Il est nécessaire qu'une action importante de communication interne soit menée pour restaurer la fierté d'être inspecteur et doter d'un sentiment d'appartenance un corps éclaté sur le territoire, dont les membres ont des quotidiens professionnels très différents. Quant aux actions de communication externe, elles doivent viser à améliorer l'attractivité de la fonction et l'information du public, par exemple par une présence plus marquée sur les réseaux sociaux. Une action importante en direction des jeunes et des universitaires permettrait d'augmenter le nombre et la qualité des candidats au concours, ainsi que leur connaissance de la nature réelle du métier
J'en viens à l'exception de compétence dans les trois secteurs de l'industrie électrique, des mines et carrières et des établissements relevant du ministère de la défense. Des agents spécialisés en sont chargés : dans les mines et carrières et les centrales hydroélectriques, ce sont des agents des directions régionales de l'environnement, de l'aménagement et du logement (DREAL) ; dans les centrales nucléaires, ce sont des agents de l'Autorité de sûreté nucléaire (ASN) ; dans les entreprises de défense, ce sont les agents de l'inspection du travail dans les armées. Ces exceptions se justifient par un degré de technicité et de confidentialité extrêmement élevé des champs concernés.
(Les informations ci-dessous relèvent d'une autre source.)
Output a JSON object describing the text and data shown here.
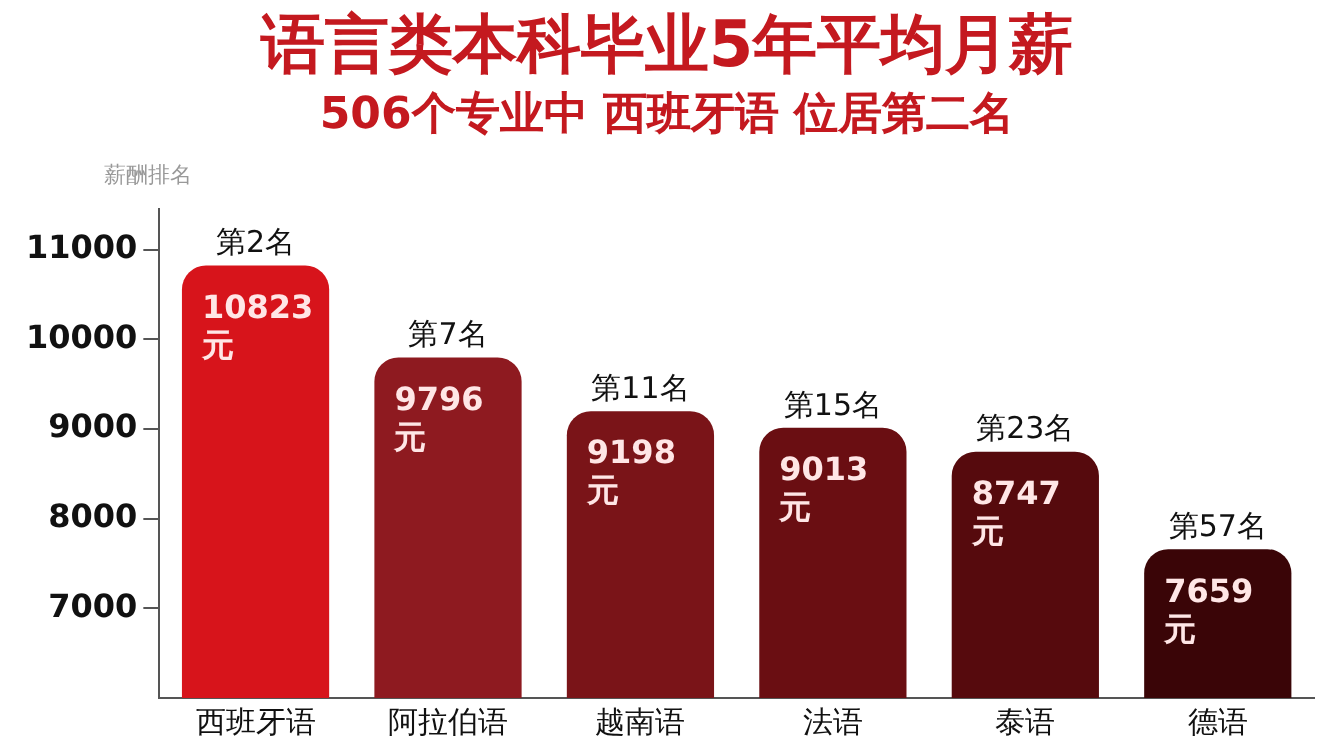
{
  "chart_data": {
    "type": "bar",
    "title": "语言类本科毕业5年平均月薪",
    "subtitle": "506个专业中  西班牙语  位居第二名",
    "ylabel": "薪酬排名",
    "categories": [
      "西班牙语",
      "阿拉伯语",
      "越南语",
      "法语",
      "泰语",
      "德语"
    ],
    "values": [
      10823,
      9796,
      9198,
      9013,
      8747,
      7659
    ],
    "colors": [
      "#d7141b",
      "#8e1a20",
      "#7a1418",
      "#6a0e12",
      "#560a0d",
      "#3a0507"
    ],
    "value_labels": [
      "10823\n元",
      "9796\n元",
      "9198\n元",
      "9013\n元",
      "8747\n元",
      "7659\n元"
    ],
    "annotations": [
      {
        "text": "第2名",
        "x": "西班牙语",
        "y": 10823
      },
      {
        "text": "第7名",
        "x": "阿拉伯语",
        "y": 9796
      },
      {
        "text": "第11名",
        "x": "越南语",
        "y": 9198
      },
      {
        "text": "第15名",
        "x": "法语",
        "y": 9013
      },
      {
        "text": "第23名",
        "x": "泰语",
        "y": 8747
      },
      {
        "text": "第57名",
        "x": "德语",
        "y": 7659
      }
    ],
    "ylim": [
      6000,
      11450
    ],
    "yticks": [
      7000,
      8000,
      9000,
      10000,
      11000
    ],
    "grid": false,
    "legend": false
  }
}
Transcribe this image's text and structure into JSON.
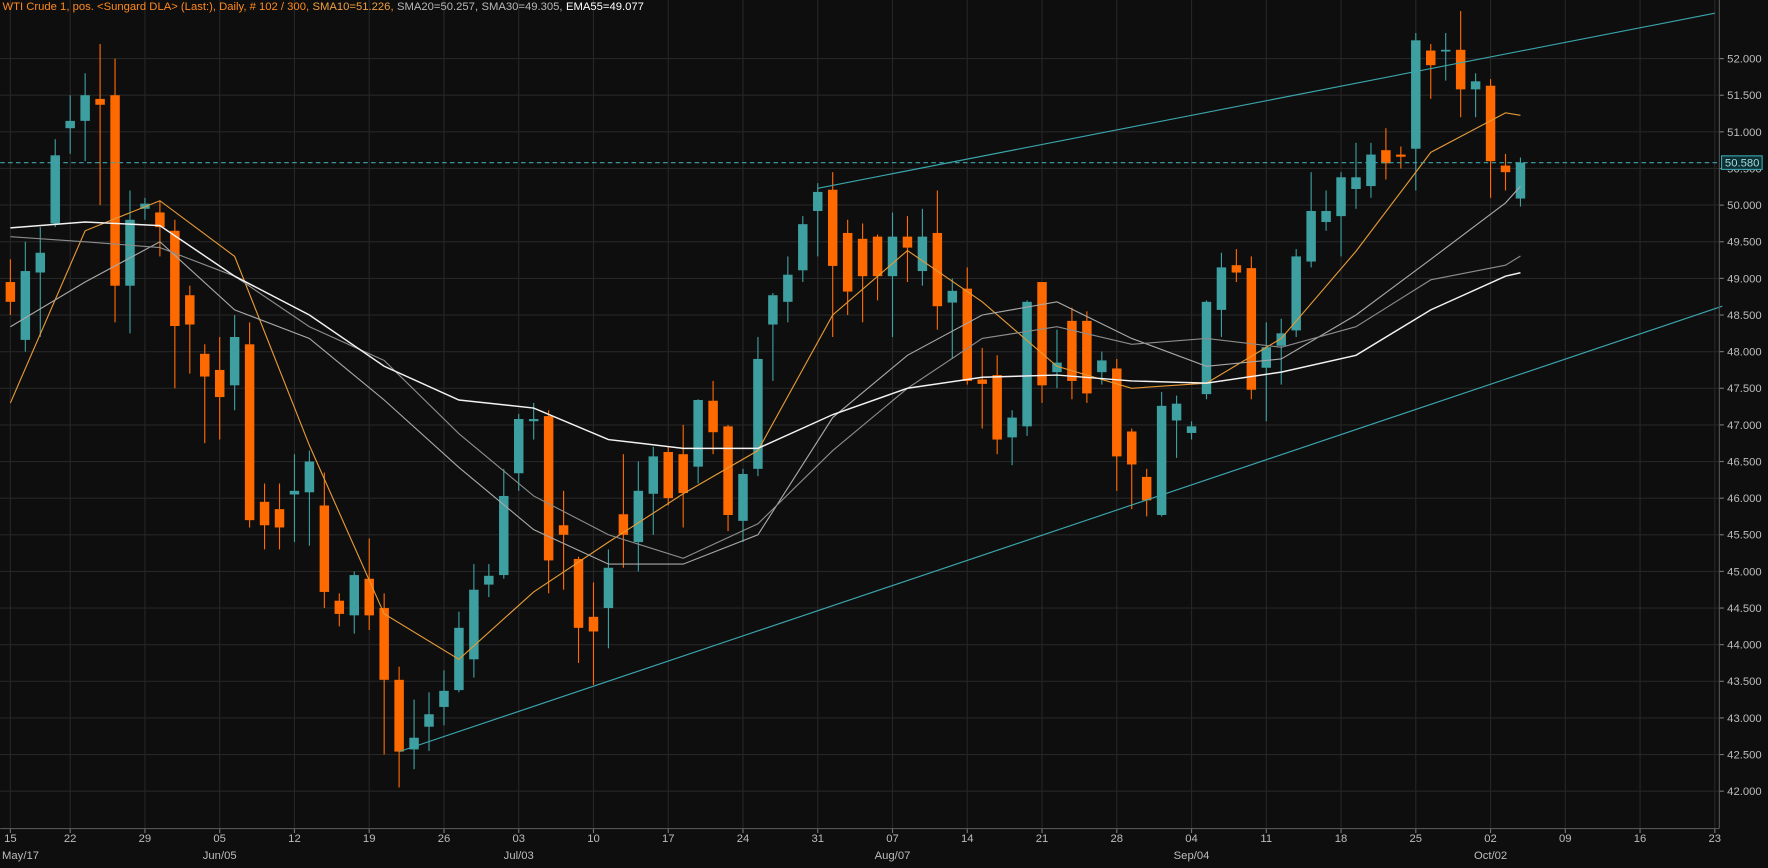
{
  "chart_data": {
    "type": "candlestick",
    "title": "WTI Crude 1, pos. <Sungard DLA> (Last:), Daily, # 102 / 300,",
    "title_color": "#ff8a1f",
    "up_color": "#3e9fa1",
    "down_color": "#ff6a00",
    "open": [
      48.95,
      48.16,
      49.08,
      49.75,
      51.05,
      51.15,
      51.45,
      51.5,
      48.9,
      49.95,
      49.9,
      49.65,
      48.77,
      47.97,
      47.75,
      47.54,
      48.1,
      45.95,
      45.85,
      46.05,
      46.08,
      45.9,
      44.6,
      44.4,
      44.9,
      44.5,
      43.52,
      42.57,
      42.88,
      43.15,
      43.38,
      43.8,
      44.82,
      44.95,
      46.34,
      47.05,
      47.12,
      45.63,
      45.17,
      44.38,
      44.5,
      45.78,
      45.4,
      46.06,
      46.63,
      46.6,
      46.43,
      47.33,
      46.98,
      45.69,
      46.4,
      48.37,
      48.68,
      49.11,
      49.92,
      50.21,
      49.62,
      49.54,
      49.57,
      49.03,
      49.57,
      49.1,
      49.62,
      48.67,
      48.86,
      47.62,
      47.68,
      46.83,
      46.98,
      48.95,
      47.72,
      48.42,
      48.42,
      47.72,
      47.77,
      46.91,
      46.29,
      45.77,
      47.06,
      46.89,
      47.42,
      48.57,
      49.18,
      49.14,
      47.78,
      48.08,
      48.29,
      49.23,
      49.77,
      49.85,
      50.22,
      50.26,
      50.75,
      50.69,
      50.77,
      52.11,
      52.1,
      52.12,
      51.58,
      51.63,
      50.54,
      50.09
    ],
    "high": [
      49.26,
      49.5,
      49.7,
      50.9,
      51.5,
      51.8,
      52.2,
      52.0,
      50.2,
      50.1,
      50.05,
      49.8,
      48.9,
      48.1,
      48.2,
      48.5,
      48.4,
      46.2,
      46.2,
      46.6,
      46.65,
      46.35,
      44.7,
      45.0,
      45.45,
      44.7,
      43.7,
      43.25,
      43.35,
      43.65,
      44.45,
      45.1,
      45.1,
      46.4,
      47.15,
      47.3,
      47.2,
      46.1,
      45.2,
      44.85,
      45.3,
      46.6,
      46.5,
      46.7,
      46.7,
      47.0,
      47.35,
      47.6,
      47.0,
      46.4,
      48.2,
      48.8,
      49.3,
      49.85,
      50.3,
      50.45,
      49.8,
      49.75,
      49.6,
      49.9,
      49.85,
      49.95,
      50.2,
      49.0,
      49.15,
      48.05,
      47.95,
      47.2,
      48.7,
      48.95,
      48.3,
      48.6,
      48.55,
      48.0,
      47.9,
      46.95,
      46.4,
      47.45,
      47.4,
      47.05,
      48.7,
      49.35,
      49.4,
      49.3,
      48.4,
      48.45,
      49.4,
      50.45,
      50.2,
      50.45,
      50.85,
      50.85,
      51.05,
      50.8,
      52.35,
      52.2,
      52.35,
      52.65,
      51.8,
      51.72,
      50.7,
      50.65
    ],
    "low": [
      48.5,
      48.0,
      48.2,
      49.7,
      50.7,
      50.6,
      50.0,
      48.4,
      48.25,
      49.8,
      49.3,
      47.5,
      47.7,
      46.75,
      46.8,
      47.2,
      45.6,
      45.3,
      45.3,
      45.4,
      45.35,
      44.5,
      44.25,
      44.15,
      44.2,
      42.5,
      42.05,
      42.3,
      42.55,
      42.9,
      43.35,
      43.55,
      44.65,
      44.9,
      46.1,
      46.8,
      44.7,
      44.75,
      43.75,
      43.45,
      43.95,
      45.05,
      45.0,
      45.5,
      45.9,
      45.6,
      46.2,
      46.6,
      45.55,
      45.4,
      46.3,
      47.6,
      48.4,
      48.95,
      49.3,
      48.2,
      48.5,
      48.4,
      48.7,
      48.2,
      48.95,
      48.9,
      48.3,
      47.9,
      47.55,
      46.95,
      46.6,
      46.45,
      46.85,
      47.3,
      47.5,
      47.35,
      47.3,
      47.55,
      46.1,
      45.85,
      45.75,
      45.75,
      46.55,
      46.8,
      47.35,
      48.2,
      48.95,
      47.35,
      47.05,
      47.55,
      48.2,
      49.15,
      49.65,
      49.3,
      49.95,
      50.1,
      50.35,
      50.5,
      50.2,
      51.45,
      51.7,
      51.2,
      51.2,
      50.1,
      50.2,
      49.98
    ],
    "close": [
      48.68,
      49.1,
      49.35,
      50.68,
      51.15,
      51.5,
      51.37,
      48.9,
      49.8,
      50.02,
      49.7,
      48.35,
      48.37,
      47.66,
      47.38,
      48.2,
      45.7,
      45.63,
      45.6,
      46.1,
      46.5,
      44.72,
      44.42,
      44.95,
      44.4,
      43.52,
      42.54,
      42.73,
      43.05,
      43.37,
      44.23,
      44.75,
      44.94,
      46.03,
      47.08,
      47.08,
      45.15,
      45.5,
      44.23,
      44.18,
      45.05,
      45.5,
      46.1,
      46.57,
      46.0,
      46.07,
      47.34,
      46.9,
      45.77,
      46.33,
      47.9,
      48.77,
      49.05,
      49.74,
      50.18,
      49.17,
      48.82,
      49.03,
      49.03,
      49.57,
      49.42,
      49.57,
      48.62,
      48.83,
      47.6,
      47.56,
      46.8,
      47.1,
      48.68,
      47.54,
      47.85,
      47.6,
      47.43,
      47.88,
      46.57,
      46.46,
      45.97,
      47.26,
      47.29,
      46.98,
      48.68,
      49.15,
      49.08,
      47.48,
      48.06,
      48.25,
      49.3,
      49.92,
      49.92,
      50.38,
      50.38,
      50.69,
      50.57,
      50.66,
      52.25,
      51.91,
      52.12,
      51.58,
      51.69,
      50.6,
      50.45,
      50.58
    ],
    "overlays": [
      {
        "name": "SMA10=51.226,",
        "color": "#e59a36",
        "label_color": "#f0a040",
        "x": [
          0,
          5,
          10,
          15,
          20,
          25,
          30,
          35,
          40,
          45,
          50,
          55,
          60,
          65,
          70,
          75,
          80,
          85,
          90,
          95,
          100,
          101
        ],
        "values": [
          47.3,
          49.65,
          50.06,
          49.3,
          46.72,
          44.42,
          43.8,
          44.72,
          45.4,
          46.06,
          46.65,
          48.5,
          49.38,
          48.68,
          47.8,
          47.5,
          47.57,
          48.18,
          49.37,
          50.72,
          51.26,
          51.226
        ]
      },
      {
        "name": "SMA20=50.257,",
        "color": "#a8a8a8",
        "label_color": "#b8b8b8",
        "x": [
          0,
          5,
          10,
          15,
          20,
          25,
          30,
          35,
          40,
          45,
          50,
          55,
          60,
          65,
          70,
          75,
          80,
          85,
          90,
          95,
          100,
          101
        ],
        "values": [
          48.34,
          48.95,
          49.5,
          48.57,
          48.18,
          47.34,
          46.42,
          45.57,
          45.1,
          45.1,
          45.5,
          47.1,
          47.95,
          48.5,
          48.68,
          48.18,
          47.8,
          47.9,
          48.5,
          49.26,
          50.03,
          50.257
        ]
      },
      {
        "name": "SMA30=49.305,",
        "color": "#8c8c8c",
        "label_color": "#b8b8b8",
        "x": [
          0,
          5,
          10,
          15,
          20,
          25,
          30,
          35,
          40,
          45,
          50,
          55,
          60,
          65,
          70,
          75,
          80,
          85,
          90,
          95,
          100,
          101
        ],
        "values": [
          49.57,
          49.5,
          49.42,
          49.03,
          48.34,
          47.88,
          46.88,
          46.03,
          45.5,
          45.18,
          45.65,
          46.65,
          47.5,
          48.18,
          48.34,
          48.1,
          48.18,
          48.06,
          48.34,
          48.98,
          49.18,
          49.305
        ]
      },
      {
        "name": "EMA55=49.077",
        "color": "#f2f2f2",
        "label_color": "#ffffff",
        "x": [
          0,
          5,
          10,
          15,
          20,
          25,
          30,
          35,
          40,
          45,
          50,
          55,
          60,
          65,
          70,
          75,
          80,
          85,
          90,
          95,
          100,
          101
        ],
        "values": [
          49.69,
          49.77,
          49.72,
          49.03,
          48.5,
          47.8,
          47.34,
          47.23,
          46.8,
          46.68,
          46.68,
          47.14,
          47.5,
          47.65,
          47.68,
          47.6,
          47.57,
          47.72,
          47.95,
          48.57,
          49.03,
          49.077
        ]
      }
    ],
    "trendlines": [
      {
        "color": "#3aa6ad",
        "x": [
          54,
          114
        ],
        "values": [
          50.23,
          52.62
        ]
      },
      {
        "color": "#3aa6ad",
        "x": [
          26,
          114.5
        ],
        "values": [
          42.54,
          48.62
        ]
      }
    ],
    "price_line": {
      "value": 50.58,
      "label": "50.580",
      "color": "#3aa6ad"
    },
    "xlim": [
      -0.68,
      114.3
    ],
    "ylim": [
      41.49,
      52.8
    ],
    "yticks": [
      {
        "value": 42,
        "label": "42.000"
      },
      {
        "value": 42.5,
        "label": "42.500"
      },
      {
        "value": 43,
        "label": "43.000"
      },
      {
        "value": 43.5,
        "label": "43.500"
      },
      {
        "value": 44,
        "label": "44.000"
      },
      {
        "value": 44.5,
        "label": "44.500"
      },
      {
        "value": 45,
        "label": "45.000"
      },
      {
        "value": 45.5,
        "label": "45.500"
      },
      {
        "value": 46,
        "label": "46.000"
      },
      {
        "value": 46.5,
        "label": "46.500"
      },
      {
        "value": 47,
        "label": "47.000"
      },
      {
        "value": 47.5,
        "label": "47.500"
      },
      {
        "value": 48,
        "label": "48.000"
      },
      {
        "value": 48.5,
        "label": "48.500"
      },
      {
        "value": 49,
        "label": "49.000"
      },
      {
        "value": 49.5,
        "label": "49.500"
      },
      {
        "value": 50,
        "label": "50.000"
      },
      {
        "value": 50.5,
        "label": "50.500"
      },
      {
        "value": 51,
        "label": "51.000"
      },
      {
        "value": 51.5,
        "label": "51.500"
      },
      {
        "value": 52,
        "label": "52.000"
      }
    ],
    "xticks": [
      {
        "value": 0,
        "label": "15"
      },
      {
        "value": 4,
        "label": "22"
      },
      {
        "value": 9,
        "label": "29"
      },
      {
        "value": 14,
        "label": "05"
      },
      {
        "value": 19,
        "label": "12"
      },
      {
        "value": 24,
        "label": "19"
      },
      {
        "value": 29,
        "label": "26"
      },
      {
        "value": 34,
        "label": "03"
      },
      {
        "value": 39,
        "label": "10"
      },
      {
        "value": 44,
        "label": "17"
      },
      {
        "value": 49,
        "label": "24"
      },
      {
        "value": 54,
        "label": "31"
      },
      {
        "value": 59,
        "label": "07"
      },
      {
        "value": 64,
        "label": "14"
      },
      {
        "value": 69,
        "label": "21"
      },
      {
        "value": 74,
        "label": "28"
      },
      {
        "value": 79,
        "label": "04"
      },
      {
        "value": 84,
        "label": "11"
      },
      {
        "value": 89,
        "label": "18"
      },
      {
        "value": 94,
        "label": "25"
      },
      {
        "value": 99,
        "label": "02"
      },
      {
        "value": 104,
        "label": "09"
      },
      {
        "value": 109,
        "label": "16"
      },
      {
        "value": 114,
        "label": "23"
      }
    ],
    "xticks2": [
      {
        "value": 0,
        "label": "May/17"
      },
      {
        "value": 14,
        "label": "Jun/05"
      },
      {
        "value": 34,
        "label": "Jul/03"
      },
      {
        "value": 59,
        "label": "Aug/07"
      },
      {
        "value": 79,
        "label": "Sep/04"
      },
      {
        "value": 99,
        "label": "Oct/02"
      }
    ],
    "grid": true
  }
}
Nous sommes tout à fait conscients du fait que, si l'inspection du travail parvenait à mieux se spécialiser et travailler dans des environnements extrêmement pointus, avec des personnels extrêmement compétents, cette exception pourrait ne plus trouver à s'appliquer qu'aux activités couvertes par le secret de la défense nationale. Ce serait d'ailleurs une forme d'ouverture de l'inspection.
Quant aux effectifs, nous ne proposons pas du tout d'accroître les effectifs globaux. Nous proposons seulement d'élever la proportion de ceux affectés au contrôle. Pour y contribuer, la mise en place d'une plateforme téléphonique nationale unique, éventuellement avec des relais régionaux, pour renseigner tous les salariés nous paraît envisageable, et permettrait d'affecter au contrôle une partie des 425 ETP actuellement affectés aux services dédiés au renseignement en région. En outre, la fin de la transformation des emplois se traduira par la fin des formations. Actuellement, le nombre d'inspecteurs stagiaires est chaque année de 250. Ce sont autant d'inspecteurs qui pourront être de nouveau sur le terrain, pour effectuer le contrôle des entreprises. Enfin, les responsables d'unités de contrôle pourraient consacrer 20 % de leur temps au contrôle, par exemple en coordonnant des contrôles un peu lourds et en animant des équipes.
L'application WIKI'T ne coûte pas excessivement cher, contrairement à ces grands projets informatiques de l'État à propos desquels la Cour doit rendre un rapport dans quelques mois. Son coût est de l'ordre d'un à 2 millions d'euros par an – 11 millions d'euros depuis douze ans. Une dizaine d'agents de la DGT sont en outre mobilisés, avec la direction des systèmes informatiques du ministère, sur la conception du prochain outil. La maintenance est assurée par une société privée.
La faible ergonomie de l'outil entraîne un coût d'entrée important. Les infrastructures sont fragiles, le réseau est lent et on ne peut se connecter à WIKI'T sans être raccordé au réseau ministériel. Des connexions trop nombreuses entraînent des coupures – c'est arrivé pendant la crise du covid-19. La faible ergonomie est aussi source d'erreurs de saisie et d'une mauvaise qualité de l'information saisie, et elle contraint à passer un temps additionnel important pour renseigner l'application, pour ne rien dire de la lassitude que suscitent cette forme de contrainte et l'impression d'une sorte de surveillance. La résistance à l'outil est à la fois technique et psychologique. L'outil qui remplacera WIKI'T est en cours de développement. Le cahier des charges n'est pas encore arrêté mais les deux priorités de la DGT sont l'ergonomie et la mobilité.